Sorgusu sırasında Savcı Zekeriya Öz'e sert çıktığı için polisler tarafından dayak yediğini iddia eden Ertekin, "Mahkemeye çıkmadan önce, işkence görmediğime dair rapor ayarlamışlar. Oysa yediğim dayaklardan dolayı vücudumun birçok yerinde morluklar vardı" dedi.
Sabah Gazetesi'nden Erhan Öztürk'e konuşan Ertekin şunları anlattı:
SAVCI BENİ DÖVDÜRTTÜ
"4 gün gözaltında kaldım. Bana Balyoz Davası'ndan yargılanan 385 komutanı tanıyıp tanımadığımı sordular. Savcı, 'Sen ordu içinde güçlüsün' dedi.

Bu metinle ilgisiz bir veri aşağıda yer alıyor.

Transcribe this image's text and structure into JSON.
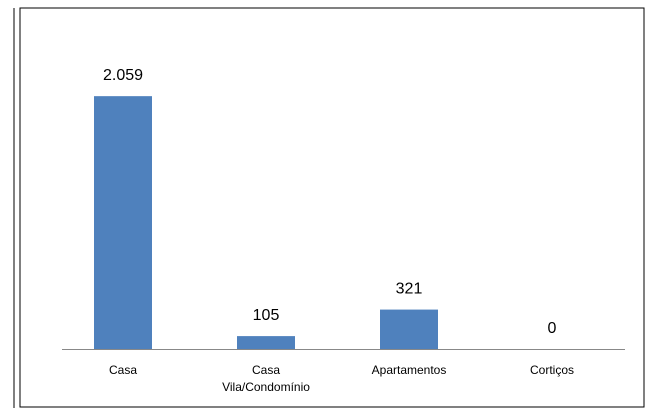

Ben ise, 'Kuyumcuyum' dedim. Ardından, 'Gizli tanık olup her şeyi anlatırsan kurtulursun. Aksi takdirde ömür boyu yatarsın' dediler. Sorguma katılan savcı Zekeriya Öz, 'Seni beton Mustafa bile kurtaramaz' diye tepki gösterince, 'Elinden geleni arkana koyma' diye sert çıktım. Sonra odasında polislere beni dövdürdü. Mahkemeye çıkmadan önce, işkence görmediğime dair rapor ayarlamışlar. Oysa yediğim dayaklardan dolayı vücudumun birçok yerinde morluklar vardı.
ASKERLER HASTANEDE UNUTTU
2012 yılında Silivri'den 15 mahkumla birlikte ring aracıyla Haseki Hastanesi'nin KBB servisine getirildim. Görevli asker, "Burada bekle film çekecekler" diyerek gitti. Saatler ilerledi, ama gelen olmadı. Akşam saatlerine doğru doktor, "Daha ne bekliyorsun" diye sorunca "Ben mahkûmum, Ergenekon'dan tutukluyum. Askerler gelip alacak buradan" dedim. Yüzüme bakıp, "Çok şakacısın, hadi kardeşim çık dışarı" diyerek kovdu. Ring aracı gitmiş. Taksiye bindim ancak param da yoktu. Taksicinin cep telefonundan avukatımı aradım. Bana, "Hemen cezaevine geri dön" dedi.
"NE ZAMAN TAHLİYE OLDUN"
Cezaevinin kapısına gittiğimde taksi ücreti 175 lira olmuştu. Taksiciye, 'Bir saniye para alıp geliyorum' dedim. Araçtan inip kapıda nöbet tutan askerin yanına gittim. Asker beni gördüğünde şaşırdı. Bana, 'Oooo Hayrettin abi sen ne zaman tahliye oldun? Bu saatte ne işin var abi' dedi. Komutandan para alıp taksicinin parasını ödedim. Bilinçli unutulduğumu düşünüyorum. Asıl amaçları sabah sayımda beni firar gösterip, şantaj yapmaktı. Bunu hissettiğim için, bir an önce cezaevine girip, sayım saatinde içeride olmalıydım.
ÇAY ALMAYA GİDEN ASKER
Bu olaydan 4 ay sonra yine bir ring aracıyla hastaneye götürdüler beni. Sıramı beklerken asker 2 kat yukarıdaki kafeteryadan çay almaya gitti. Aradan 30 dakika geçti, dönmedi. Meğer asansörde kalmış. Bana ikinci kez 'kaçma' şansı verdiler, bunu da değerlendirmedim."